People living in Ghana would now have untimely access to the high quality healthcare they need, when and where they need them, without financial hardship following the completion of the roadmap for the implementation of the Universal Health Coverage, Hon. Kwaku Agyemang Manu, the Minister for Health has said.
He stated this to include full range of essential health services, from health promotion to prevention, treatment, rehabilitation, and palliative care, stressing that it will go further to prioritize mental health and emergency services like pre-hospital, clinical, and public health.
This, according to him, would certainly impact positively on mental health and improve the sub-sector. The National Healthcare Quality Strategy goal, he said, is to improve the health and wellbeing of all persons living in Ghana through the development of a better health system that places the patient and the community at the centre of care. Mental health, the Minister of Health adds is prioritized in its implementation.
In a speech read on his behalf at a forum on mental health with key stakeholders on policy and legislation as well as funding for mental health in Accra, he said, among the most pressing issues affecting people with mental illness and epilepsy which needs urgent attention is their challenges to benefit from the central Government’s social intervention schemes.
Hon. Agyemang Manu said by their membership of the Ghana Federation of the Disabled (GFD), mental health patients qualify to benefit from 3% share of the District Assembly Common Fund (DACF) allocated to the persons with disability.
He however said many members and associations of mental health and epilepsy peer support groups continue to face challenges in their attempt to access this resource meant for their development noting that Government is closing the gap in resolving this challenge.
Government, according to him, has made some progress in ensuring the inclusion of persons with mental illness in the annual plans and budgets of the MMDAs. In many districts and the regions, he said, BasicNeeds Ghana is currently supporting the enrolment of people with mental illness under the indigent category with the National Health Insurance Scheme (NHIS).
These efforts, the Minister of Health explained, is being stepped up as people with mental illness in many districts across region are still yet to be covered.
Mr. Samuel Kaba, the Director in charge of Institutional Care, Ghana Health Service[GHS] represented Dr Patrick Aboagye, the Director General of GHS and delivered his speech at the forum. Dr. Aboagye said based on the principles of promoting quality health, prevention of diseases, curative, rehabilitation, and palliative care, GHS had established mental wings in regional and district hospitals.
Through the CHPS, he said, GHS is extending services to households as it embarked on its policy of people, family and community centred care, championing mental health as part of its core business.
The service, according to him, is engaging clinical psychologists, community mental health nurses, and mental health physician assistants to support Ghana’s mental health agenda.
Persons with mental illness and their caregivers, Dr. Aboagye says experience several challenges. Key among them, he adds, is the irregular supply of essential medicines. This, Director General of GHS noted, increases the risk of relapse.
GHS, he explained, are therefore committed to working with relevant agencies to ensure that these shortages become a thing of the past in order to improve on community mental health care.

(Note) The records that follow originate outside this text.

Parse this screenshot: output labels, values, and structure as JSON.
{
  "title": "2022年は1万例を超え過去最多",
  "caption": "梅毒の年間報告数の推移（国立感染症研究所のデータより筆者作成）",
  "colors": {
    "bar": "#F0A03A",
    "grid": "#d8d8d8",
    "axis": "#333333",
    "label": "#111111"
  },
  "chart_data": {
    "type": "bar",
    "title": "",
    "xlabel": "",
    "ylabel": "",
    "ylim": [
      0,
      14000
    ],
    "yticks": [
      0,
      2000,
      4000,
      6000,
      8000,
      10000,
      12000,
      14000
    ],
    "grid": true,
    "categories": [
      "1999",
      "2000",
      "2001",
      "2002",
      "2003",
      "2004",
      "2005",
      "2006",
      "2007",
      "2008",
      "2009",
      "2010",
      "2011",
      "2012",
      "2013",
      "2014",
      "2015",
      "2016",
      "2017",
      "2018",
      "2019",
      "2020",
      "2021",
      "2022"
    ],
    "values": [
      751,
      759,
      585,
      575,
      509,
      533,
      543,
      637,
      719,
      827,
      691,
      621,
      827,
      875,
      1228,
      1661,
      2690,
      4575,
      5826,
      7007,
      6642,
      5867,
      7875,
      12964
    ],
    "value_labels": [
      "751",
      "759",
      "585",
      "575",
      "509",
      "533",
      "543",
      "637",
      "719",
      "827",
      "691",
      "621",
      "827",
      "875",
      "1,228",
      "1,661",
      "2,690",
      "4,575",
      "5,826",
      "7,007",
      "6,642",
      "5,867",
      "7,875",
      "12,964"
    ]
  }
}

The number of psychiatrists in Ghana, according to him, is still highly inadequate for Ghana’s population despite the recent increase in the number of consultants and specialists in the field. Dr. Aboagye said there are a total of 29 psychiatrists in Ghana made up 14 consultants and 25 specialists.
Out of this number, he said, three are on contract, 31 in public service, three in private practice and two on retirement. All these consultants and specialists according to him are in the southern and coastal belt of Ghana, leaving a significant portion of the country without their services.
He called on the government to create the enabling environment to allow the full implementation of the Mental Health Act (846) and roll out the national mental health policy of Ghana.
He reminded all MMDAs that mental illness is a disability. Persons with mental illness, he adds, therefore qualify to benefit from the 3% share of the District Assembly Common Fund for persons with disabilities as a matter of right.